Frederick made a mistake and had the cards stacked against him. Yet today Pigeon.ly has graduated from one of the most competitive startup accelerators in the world, Y-Combinator. They have raised $5M in venture capital and their services have saved inmates and their families more than $8M in phone charges and mailing services. With all that said, I have the funniest feeling that Frederick and Pigeon.ly are just getting going.

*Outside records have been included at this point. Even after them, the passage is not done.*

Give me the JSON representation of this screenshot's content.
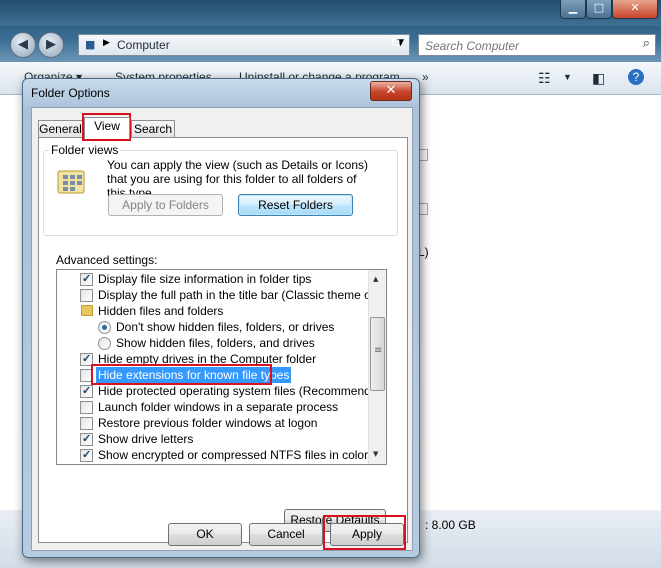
{
  "explorer": {
    "address": "Computer",
    "search_placeholder": "Search Computer",
    "toolbar": {
      "organize": "Organize ▾",
      "system_properties": "System properties",
      "uninstall": "Uninstall or change a program",
      "more": "»"
    },
    "status_size": ": 8.00 GB",
    "drive_fragment": "L)"
  },
  "dialog": {
    "title": "Folder Options",
    "close": "✕",
    "tabs": [
      {
        "label": "General"
      },
      {
        "label": "View",
        "active": true
      },
      {
        "label": "Search"
      }
    ],
    "folder_views": {
      "title": "Folder views",
      "description": "You can apply the view (such as Details or Icons) that you are using for this folder to all folders of this type.",
      "apply_to_folders": "Apply to Folders",
      "reset_folders": "Reset Folders"
    },
    "advanced_label": "Advanced settings:",
    "advanced_items": [
      {
        "label": "Display file size information in folder tips",
        "kind": "checkbox",
        "checked": true
      },
      {
        "label": "Display the full path in the title bar (Classic theme only)",
        "kind": "checkbox",
        "checked": false
      },
      {
        "label": "Hidden files and folders",
        "kind": "folder"
      },
      {
        "label": "Don't show hidden files, folders, or drives",
        "kind": "radio",
        "checked": true
      },
      {
        "label": "Show hidden files, folders, and drives",
        "kind": "radio",
        "checked": false
      },
      {
        "label": "Hide empty drives in the Computer folder",
        "kind": "checkbox",
        "checked": true
      },
      {
        "label": "Hide extensions for known file types",
        "kind": "checkbox",
        "checked": false,
        "selected": true
      },
      {
        "label": "Hide protected operating system files (Recommended)",
        "kind": "checkbox",
        "checked": true
      },
      {
        "label": "Launch folder windows in a separate process",
        "kind": "checkbox",
        "checked": false
      },
      {
        "label": "Restore previous folder windows at logon",
        "kind": "checkbox",
        "checked": false
      },
      {
        "label": "Show drive letters",
        "kind": "checkbox",
        "checked": true
      },
      {
        "label": "Show encrypted or compressed NTFS files in color",
        "kind": "checkbox",
        "checked": true
      }
    ],
    "restore_defaults": "Restore Defaults",
    "ok": "OK",
    "cancel": "Cancel",
    "apply": "Apply"
  },
  "colors": {
    "highlight": "#d9101f",
    "selection": "#3399ff"
  }
}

Some entrepreneurs create a product and sell it, others change an entire system, and a few rare ones completely change how we view the world. Frederick is doing all three. Pigone.ly is re-thinking the entire prison system and role of family services in that system. It is well documented that inmates who maintain closer ties with their families have better outcomes when they transition back to society. Pigeon.ly’s impact ultimately extends to society as a whole. Through technology, Frederick and his team have not only changed the lives of incarcerated individuals and their families, he has also made us re-think how we view convicts and our prison system. Perhaps most importantly though, Frederick shined a light on a population of people that are truly underserved and serves as a powerful role model of leadership talent coming from a place we may least expect it; the Air Force. Just kidding! I am of course referring to prison.

Thank you, Frederick, for sharing your story of resilience and creativity. You are changing the world and teaching us all while doing it!